Thursday, April 29, 2010

Sir Winston



Woodstock, New York artist Ed Berkise gave me a great gift, his ink drawing of Sir Winston Churchill. I have it hanging in my office. I wrote a poetic tribute to the drawing. In my research I found out some interesting character traits and facts about Sir Winston.


Sir Winston
© 2009 Rolland G. Smith


It is with thought I sit and write
To pair with words a work of art
And see its grace with light’s insight
By auguring a noble chart.

The captured look ‘neath Homburg hat
And Cuban leaf pursed ‘tween the lips
Belies his wit on this and that
Plus deeds of war and battleships.

Our history tells us what he’s done
And holds his place of honor due.
He is Great Britain’s favored son.
A fabled knight whose heart was true.

We know his life from history,
But what’s his thought here drawn with skill?
The answer stays a mystery
Within the art of ink and quill.

Sir Winston’s life began we know
In Blenheim Castle’s noble rife
Twas Woodstock there in grand chateaux,
And Woodstock here in artist’s life.

Winston’s teachers said he would never amount to anything.
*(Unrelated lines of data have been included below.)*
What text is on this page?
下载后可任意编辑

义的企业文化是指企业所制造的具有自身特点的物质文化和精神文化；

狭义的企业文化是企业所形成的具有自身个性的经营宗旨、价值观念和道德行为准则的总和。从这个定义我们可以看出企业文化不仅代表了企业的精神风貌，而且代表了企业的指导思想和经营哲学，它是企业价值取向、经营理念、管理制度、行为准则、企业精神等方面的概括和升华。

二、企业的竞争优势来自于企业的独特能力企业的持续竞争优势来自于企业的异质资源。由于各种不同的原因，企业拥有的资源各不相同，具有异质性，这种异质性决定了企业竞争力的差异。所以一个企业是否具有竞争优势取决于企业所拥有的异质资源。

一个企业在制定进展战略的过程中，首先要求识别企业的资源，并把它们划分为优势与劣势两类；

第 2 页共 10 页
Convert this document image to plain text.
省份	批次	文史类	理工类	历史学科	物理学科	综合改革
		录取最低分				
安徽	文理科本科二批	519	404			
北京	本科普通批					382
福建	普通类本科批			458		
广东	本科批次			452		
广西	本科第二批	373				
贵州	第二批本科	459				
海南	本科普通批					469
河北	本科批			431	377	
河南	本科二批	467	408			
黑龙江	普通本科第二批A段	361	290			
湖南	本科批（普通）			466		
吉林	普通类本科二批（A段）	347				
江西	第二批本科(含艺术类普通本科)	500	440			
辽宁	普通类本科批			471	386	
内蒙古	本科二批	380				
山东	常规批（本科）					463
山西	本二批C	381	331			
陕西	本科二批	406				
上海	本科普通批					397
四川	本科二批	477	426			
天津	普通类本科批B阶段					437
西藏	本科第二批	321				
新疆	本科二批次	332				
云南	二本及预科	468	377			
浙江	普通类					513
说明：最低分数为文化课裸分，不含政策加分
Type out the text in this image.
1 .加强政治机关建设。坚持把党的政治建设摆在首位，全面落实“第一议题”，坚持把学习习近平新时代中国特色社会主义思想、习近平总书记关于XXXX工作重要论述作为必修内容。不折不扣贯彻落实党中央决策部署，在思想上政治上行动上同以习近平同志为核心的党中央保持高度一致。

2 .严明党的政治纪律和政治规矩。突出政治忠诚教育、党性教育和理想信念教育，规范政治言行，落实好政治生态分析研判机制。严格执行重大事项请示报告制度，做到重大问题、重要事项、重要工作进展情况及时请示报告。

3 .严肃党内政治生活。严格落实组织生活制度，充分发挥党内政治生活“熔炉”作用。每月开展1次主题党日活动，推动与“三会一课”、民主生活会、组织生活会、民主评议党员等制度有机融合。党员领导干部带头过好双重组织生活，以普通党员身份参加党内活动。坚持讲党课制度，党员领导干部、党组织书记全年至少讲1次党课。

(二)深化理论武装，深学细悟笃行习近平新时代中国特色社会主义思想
After his first term at boarding school, a teacher wrote a blunt letter home. The boy, the note said, never focused on his work and was never on time.

The tardy boy became a tardy man. Always late, but too important to be left behind. If his speech ran long, dinner parties waited, trains were held, and generals cooled their heels, even royalty waited.

Early in his extraordinary career he was reported to be the highest paid journalist in the world. He was originally trained as an Army officer at Sandhurst, the British equivalent of West Point.

His first " public" adventure began in India. British General Sir Bindon Blood had been dispatched with three brigades to put down a revolt. The only way Winston could get to go was as a war correspondent. The London Daily Telegram paid five pounds per column and another paper bought three hundred words each day.

His colorful dispatches put him in the public eye and his courage served him well. The fight at one point became so heavy that the special correspondent found himself commanding a rear guard action. There was talk of a medal, but better yet, there was his best selling book about the war campaign. It quickly paid more that he earned from four years as an officer.

There were other campaigns, more war stories, his style and descriptive powers were developing. Eventually the money he made paid for his first political campaign.

From there, the career of Winston Churchill is well known.